[Top][All Lists]
[Date Prev][Date Next][Thread Prev][Thread Next][Date Index][Thread Index]
Re: spec compliance: header CRC?
From: |
Greg Roelofs |
Subject: |
Re: spec compliance: header CRC? |
Date: |
Mon, 5 Jul 2010 09:42:54 -0700 |
Hi Paul,
>> Are there any plans to address this?
> Not until you mentioned it, but I just now installed a patch for this;
> please see the end of this message.
Awesome! Many thanks.
> Can you please help out by supplying some test cases?
I can certainly provide one, currently part of a not-quite-final patch at
https://issues.apache.org/jira/browse/HADOOP-6835
http://issues.apache.org/jira/secure/attachment/12448469/HADOOP-6835.v5.trunk-hadoop-common.patch
I've copied it here:
http://gregroelofs.com/test/testCompressThenConcat.txt.gz
This was hand-built, but I've verified that zlib > 1.2.1.2 reads it
correctly--that is, using the regular zlib inflateInit2() API, not
the gz* one, which ignores the CRC but otherwise also handles it OK.
(Versions prior to 1.2.1.2 forgot to compute the CRC on the trailing
NULLs in the filename and comment fields.) I don't recall if I've
verified it yet with Sun's JDK--I've made myself a note to do so
sometime this week. (They're not exactly swift on gzip-related fixes
in any case. ;-) http://bugs.sun.com/bugdatabase/view_bug.do?bug_id=4691425)
> Are there
> examples on the net of gzip files that gzip 1.4 won't decompress, due
> to this problem?
Not to my knowledge; we've got a bit of chicken-and-egg problem there,
insofar as most people avoid generating gzip'd files that can't be decoded
with standard gzip.
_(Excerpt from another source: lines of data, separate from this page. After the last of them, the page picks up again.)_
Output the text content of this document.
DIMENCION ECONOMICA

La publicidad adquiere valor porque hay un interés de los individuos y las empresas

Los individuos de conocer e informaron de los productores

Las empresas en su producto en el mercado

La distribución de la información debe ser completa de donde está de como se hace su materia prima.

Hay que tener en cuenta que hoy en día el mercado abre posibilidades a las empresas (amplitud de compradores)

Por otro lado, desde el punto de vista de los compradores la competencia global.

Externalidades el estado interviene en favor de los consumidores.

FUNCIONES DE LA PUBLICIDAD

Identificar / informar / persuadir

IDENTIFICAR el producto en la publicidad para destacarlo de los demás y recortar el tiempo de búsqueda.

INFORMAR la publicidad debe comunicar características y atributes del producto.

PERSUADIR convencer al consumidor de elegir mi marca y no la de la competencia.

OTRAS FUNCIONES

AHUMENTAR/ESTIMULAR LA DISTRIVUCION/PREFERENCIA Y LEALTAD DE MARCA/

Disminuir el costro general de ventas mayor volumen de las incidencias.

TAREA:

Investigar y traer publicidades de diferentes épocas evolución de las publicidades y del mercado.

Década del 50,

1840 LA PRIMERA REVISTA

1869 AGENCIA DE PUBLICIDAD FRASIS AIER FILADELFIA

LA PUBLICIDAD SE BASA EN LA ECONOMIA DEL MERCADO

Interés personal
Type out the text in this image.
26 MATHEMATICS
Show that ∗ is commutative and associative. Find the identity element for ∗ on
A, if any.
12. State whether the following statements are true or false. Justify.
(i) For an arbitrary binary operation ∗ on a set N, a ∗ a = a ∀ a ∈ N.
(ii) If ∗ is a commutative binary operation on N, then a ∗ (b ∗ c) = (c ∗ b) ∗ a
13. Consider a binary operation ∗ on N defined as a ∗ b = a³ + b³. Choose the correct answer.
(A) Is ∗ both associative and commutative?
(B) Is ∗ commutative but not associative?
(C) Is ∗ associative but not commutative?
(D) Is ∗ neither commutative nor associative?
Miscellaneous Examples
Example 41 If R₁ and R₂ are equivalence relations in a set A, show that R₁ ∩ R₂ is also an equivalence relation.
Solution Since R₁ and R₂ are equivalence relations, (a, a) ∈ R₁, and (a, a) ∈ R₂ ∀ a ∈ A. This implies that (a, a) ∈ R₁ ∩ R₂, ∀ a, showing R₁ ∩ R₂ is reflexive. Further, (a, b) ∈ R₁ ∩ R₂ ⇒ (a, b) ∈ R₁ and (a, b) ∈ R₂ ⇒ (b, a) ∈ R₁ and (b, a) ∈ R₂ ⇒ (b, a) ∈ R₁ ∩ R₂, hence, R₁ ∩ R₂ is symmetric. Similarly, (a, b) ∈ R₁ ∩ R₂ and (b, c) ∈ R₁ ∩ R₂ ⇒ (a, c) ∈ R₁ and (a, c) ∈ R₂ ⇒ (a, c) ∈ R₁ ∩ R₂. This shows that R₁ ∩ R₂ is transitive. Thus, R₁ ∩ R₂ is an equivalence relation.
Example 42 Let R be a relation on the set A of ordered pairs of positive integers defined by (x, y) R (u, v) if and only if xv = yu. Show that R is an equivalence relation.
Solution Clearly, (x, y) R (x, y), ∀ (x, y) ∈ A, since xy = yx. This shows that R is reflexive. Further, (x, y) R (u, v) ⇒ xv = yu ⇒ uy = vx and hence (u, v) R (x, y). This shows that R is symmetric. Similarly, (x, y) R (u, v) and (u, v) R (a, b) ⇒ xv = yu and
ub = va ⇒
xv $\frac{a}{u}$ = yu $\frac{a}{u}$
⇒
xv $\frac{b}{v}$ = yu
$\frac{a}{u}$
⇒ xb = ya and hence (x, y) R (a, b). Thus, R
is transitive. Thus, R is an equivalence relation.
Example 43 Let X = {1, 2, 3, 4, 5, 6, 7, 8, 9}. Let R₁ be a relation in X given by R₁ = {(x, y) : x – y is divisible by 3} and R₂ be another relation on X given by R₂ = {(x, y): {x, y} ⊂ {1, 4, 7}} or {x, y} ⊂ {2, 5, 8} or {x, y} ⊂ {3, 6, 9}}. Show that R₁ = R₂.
Neither the JDK nor zlib minigzip provides a mechanism
to generate arbitrary header fields, AFAIK. Possibly something like 7-Zip
does, but I suspect not.
> If not, can you please generate some? As things
> stand, I feel that I haven't tested it in any real-world way. Thanks.
I'll try to do so, yes. We're putting together a more extensive test plan
for the Hadoop patch, and the ideal suite would include all possible header
combos (with/without extra field, filename, comment, CRC). I'm not sure
I'll have time--we're approaching an internal code freeze shortly--but I'll
do what I can.
> Here's the patch. I'll add a NEWS entry shortly.
Thank you! I'll also test this at work this week--it will make my own
testing easier.
Greg